Votre plan stratégique « Ma (P) référence » arrive à son terme, avez-vous atteint vos objectifs ?

Le plan « Ma (P) référence » a débuté en 2021 et se termine à la fin de cette année. Nous avons choisi un plan triennal, car il était difficile de se projeter à plus long terme. Par ailleurs, un plan stratégique doit être rythmé et collégial. Il était important que le conseil d’administration qui l’a validé soit tenu au courant strictement de son avancée et nous challenge régulièrement. C’est un très bon exercice. Ce plan stratégique comportait quatre axes : être n°1 de la relation client, un employeur de référence, un acteur engagé et enfin un moteur d’Aéma groupe. Sur ce dernier point, le groupe Aéma a connu une très forte croissance et la Macif dans cet ensemble a contribué en étant actionnaire d’Abeille assurances à 90 % et actionnaire majoritaire d’OFI Invest. Par ailleurs, sur un autre registre, nous avons récemment fait l’acquisition de Mondial Pare-Brise. Nous avions pour objectif d’arriver à fin 2023 à une production brute de 2 millions de nouveaux contrats par an, et c’est ce que nous dépassons désormais. Nous avions aussi pour objectif d’acquérir 200 000 nouveaux sociétaires sur la période, ce que nous avons là aussi atteint et dépassé. Tout ne passe pas bien sûr par les chiffres, mais cela démontre que l’entreprise est bien en croissance et en ce sens, nous avons la conviction que notre modèle mutualiste est pertinent et répond aux besoins de nos sociétaires.

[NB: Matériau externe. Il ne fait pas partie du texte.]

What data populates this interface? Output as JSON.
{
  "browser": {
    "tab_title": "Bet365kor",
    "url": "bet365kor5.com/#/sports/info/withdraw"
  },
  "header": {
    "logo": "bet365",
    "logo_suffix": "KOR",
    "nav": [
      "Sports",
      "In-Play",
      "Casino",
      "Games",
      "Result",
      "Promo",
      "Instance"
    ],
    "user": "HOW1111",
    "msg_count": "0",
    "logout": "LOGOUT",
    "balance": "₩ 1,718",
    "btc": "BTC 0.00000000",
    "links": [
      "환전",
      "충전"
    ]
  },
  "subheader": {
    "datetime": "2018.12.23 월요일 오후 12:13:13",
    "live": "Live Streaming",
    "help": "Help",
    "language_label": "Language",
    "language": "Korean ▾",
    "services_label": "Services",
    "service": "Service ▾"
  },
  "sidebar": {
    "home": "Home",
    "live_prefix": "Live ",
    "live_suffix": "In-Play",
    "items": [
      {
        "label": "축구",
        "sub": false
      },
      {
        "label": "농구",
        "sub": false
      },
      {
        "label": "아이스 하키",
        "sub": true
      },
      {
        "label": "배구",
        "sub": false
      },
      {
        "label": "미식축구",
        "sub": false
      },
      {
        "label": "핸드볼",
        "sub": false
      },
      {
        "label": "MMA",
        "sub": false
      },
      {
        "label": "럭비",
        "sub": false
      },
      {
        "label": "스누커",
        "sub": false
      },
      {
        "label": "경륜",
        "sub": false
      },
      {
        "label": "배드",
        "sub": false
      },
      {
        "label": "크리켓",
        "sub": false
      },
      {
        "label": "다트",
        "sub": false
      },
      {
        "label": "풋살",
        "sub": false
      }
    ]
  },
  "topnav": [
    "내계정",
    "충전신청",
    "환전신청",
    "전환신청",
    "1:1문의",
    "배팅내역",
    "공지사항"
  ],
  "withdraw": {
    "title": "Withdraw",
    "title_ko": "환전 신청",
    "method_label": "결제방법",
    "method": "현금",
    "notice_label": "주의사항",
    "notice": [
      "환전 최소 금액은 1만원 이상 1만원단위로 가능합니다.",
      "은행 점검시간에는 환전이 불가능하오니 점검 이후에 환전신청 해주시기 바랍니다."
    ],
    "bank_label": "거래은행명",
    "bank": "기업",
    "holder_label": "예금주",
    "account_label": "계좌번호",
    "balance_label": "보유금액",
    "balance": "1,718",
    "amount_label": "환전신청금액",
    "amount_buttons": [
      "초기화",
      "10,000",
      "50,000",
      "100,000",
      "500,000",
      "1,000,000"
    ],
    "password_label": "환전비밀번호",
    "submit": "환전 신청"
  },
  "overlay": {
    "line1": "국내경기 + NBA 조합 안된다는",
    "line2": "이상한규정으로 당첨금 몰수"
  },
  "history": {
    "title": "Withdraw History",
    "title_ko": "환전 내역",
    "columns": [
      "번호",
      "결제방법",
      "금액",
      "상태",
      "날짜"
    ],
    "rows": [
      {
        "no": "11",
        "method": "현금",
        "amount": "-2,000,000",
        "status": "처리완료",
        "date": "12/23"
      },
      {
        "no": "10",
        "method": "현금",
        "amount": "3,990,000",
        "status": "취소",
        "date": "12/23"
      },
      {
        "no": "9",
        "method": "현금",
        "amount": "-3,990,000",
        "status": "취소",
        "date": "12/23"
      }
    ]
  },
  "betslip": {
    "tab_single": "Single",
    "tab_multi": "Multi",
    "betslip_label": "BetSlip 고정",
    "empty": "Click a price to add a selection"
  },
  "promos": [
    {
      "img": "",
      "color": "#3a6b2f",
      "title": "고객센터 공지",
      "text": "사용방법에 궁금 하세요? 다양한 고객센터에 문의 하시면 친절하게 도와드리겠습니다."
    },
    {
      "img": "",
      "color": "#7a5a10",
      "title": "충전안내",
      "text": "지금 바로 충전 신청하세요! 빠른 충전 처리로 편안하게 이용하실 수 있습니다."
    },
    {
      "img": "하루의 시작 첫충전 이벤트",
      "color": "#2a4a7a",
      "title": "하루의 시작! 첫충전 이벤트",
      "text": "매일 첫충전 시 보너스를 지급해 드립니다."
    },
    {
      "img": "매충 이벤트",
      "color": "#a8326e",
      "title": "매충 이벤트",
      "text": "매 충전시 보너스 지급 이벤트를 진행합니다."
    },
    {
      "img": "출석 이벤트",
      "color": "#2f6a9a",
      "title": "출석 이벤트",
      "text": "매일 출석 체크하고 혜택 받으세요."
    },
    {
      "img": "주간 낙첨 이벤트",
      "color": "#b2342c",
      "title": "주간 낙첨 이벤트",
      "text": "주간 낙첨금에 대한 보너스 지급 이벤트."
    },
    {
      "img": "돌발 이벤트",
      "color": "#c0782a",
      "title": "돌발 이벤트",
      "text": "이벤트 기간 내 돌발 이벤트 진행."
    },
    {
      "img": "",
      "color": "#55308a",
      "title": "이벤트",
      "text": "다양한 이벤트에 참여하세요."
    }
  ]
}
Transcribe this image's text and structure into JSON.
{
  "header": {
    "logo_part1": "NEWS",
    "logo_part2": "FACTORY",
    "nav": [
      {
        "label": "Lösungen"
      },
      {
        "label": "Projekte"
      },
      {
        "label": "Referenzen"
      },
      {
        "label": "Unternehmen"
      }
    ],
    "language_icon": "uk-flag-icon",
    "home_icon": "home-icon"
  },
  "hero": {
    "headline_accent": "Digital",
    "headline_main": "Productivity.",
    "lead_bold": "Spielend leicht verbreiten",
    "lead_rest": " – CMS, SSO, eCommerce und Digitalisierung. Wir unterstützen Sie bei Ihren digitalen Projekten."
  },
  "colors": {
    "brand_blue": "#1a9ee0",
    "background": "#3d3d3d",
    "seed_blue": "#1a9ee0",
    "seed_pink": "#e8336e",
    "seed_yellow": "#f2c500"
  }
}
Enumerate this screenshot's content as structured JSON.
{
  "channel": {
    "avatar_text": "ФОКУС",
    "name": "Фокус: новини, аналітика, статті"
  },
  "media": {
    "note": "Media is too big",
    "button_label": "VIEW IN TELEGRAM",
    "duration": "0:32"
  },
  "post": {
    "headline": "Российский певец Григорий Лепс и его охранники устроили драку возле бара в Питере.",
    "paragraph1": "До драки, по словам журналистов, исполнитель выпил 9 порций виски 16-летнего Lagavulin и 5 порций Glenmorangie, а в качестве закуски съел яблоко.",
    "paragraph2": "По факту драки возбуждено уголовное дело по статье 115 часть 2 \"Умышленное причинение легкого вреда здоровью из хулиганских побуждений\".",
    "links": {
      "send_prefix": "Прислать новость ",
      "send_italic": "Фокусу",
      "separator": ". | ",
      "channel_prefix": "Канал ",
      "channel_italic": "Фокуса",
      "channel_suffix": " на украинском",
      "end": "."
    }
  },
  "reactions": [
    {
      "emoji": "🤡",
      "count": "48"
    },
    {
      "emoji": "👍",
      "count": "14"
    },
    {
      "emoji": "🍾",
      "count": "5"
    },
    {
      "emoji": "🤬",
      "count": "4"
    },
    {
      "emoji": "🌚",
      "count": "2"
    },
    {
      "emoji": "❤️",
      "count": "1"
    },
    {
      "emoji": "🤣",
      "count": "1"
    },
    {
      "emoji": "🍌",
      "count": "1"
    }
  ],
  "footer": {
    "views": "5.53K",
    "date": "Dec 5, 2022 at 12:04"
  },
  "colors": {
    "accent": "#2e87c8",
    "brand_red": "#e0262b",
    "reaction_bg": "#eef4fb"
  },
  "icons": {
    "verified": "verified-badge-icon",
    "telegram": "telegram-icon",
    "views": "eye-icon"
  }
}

Êtes-vous parvenu à la place de n°1 de la relation client que vous visiez ?

La Macif est une entreprise en mouvement et c’est bien plus qu’une marque. Nous sommes satisfaits de l’évolution de nos indicateurs. Aujourd’hui, nous enregistrons plus de 20 millions de contacts par an en flux direct, via les plates-formes d’appel et les points d’accueil, et 65 millions si on intègre le canal internet et la gestion des sinistres. C’est désormais l’omnicanalité qui prédomine, et nous nous organisons en conséquence. Notre système d’information nous permet désormais de bénéficier d’une vision d’ensemble sur tous nos métiers. La proximité qui est au cœur de l’ADN de la Macif exige une présence physique de qualité sur l’ensemble de nos territoires. C’est la raison pour laquelle nous avons réalisé d’importants investissements pour réaménager l’ensemble de nos points d’accueil et sites tertiaires. C’est parce que nous apportons à nos sociétaires une plus grande accessibilité sur l’ensemble de nos canaux que nous sommes, entre autres, devenus la marque préférée des Français.

Comment se traduit sur le terrain votre dimension d’acteur multimétiers ?

La transversalité entre les différents métiers et expertises est un objectif fort de notre plan stratégique. Historiquement, la complémentarité était peu développée entre les activités IARD, santé et vie. Aujourd’hui, nous avons développé une forte cohésion entre les métiers que ce soit au niveau de la gouvernance politique ou technique, de l’animation des réseaux de distribution ou encore au niveau des systèmes d’information. Notre CRM est en train d’être déployé à toutes les entités de la Macif. Les plates-formes téléphoniques sont également communes avec des conseillers de plus en plus polyvalents. Désormais, nous présentons une vision unique de la marque à l’égard du sociétaire et de l’adhérent. C’est une grande avancée.

Quels sont vos objectifs avec l’acquisition de Mondial Pare-Brise ?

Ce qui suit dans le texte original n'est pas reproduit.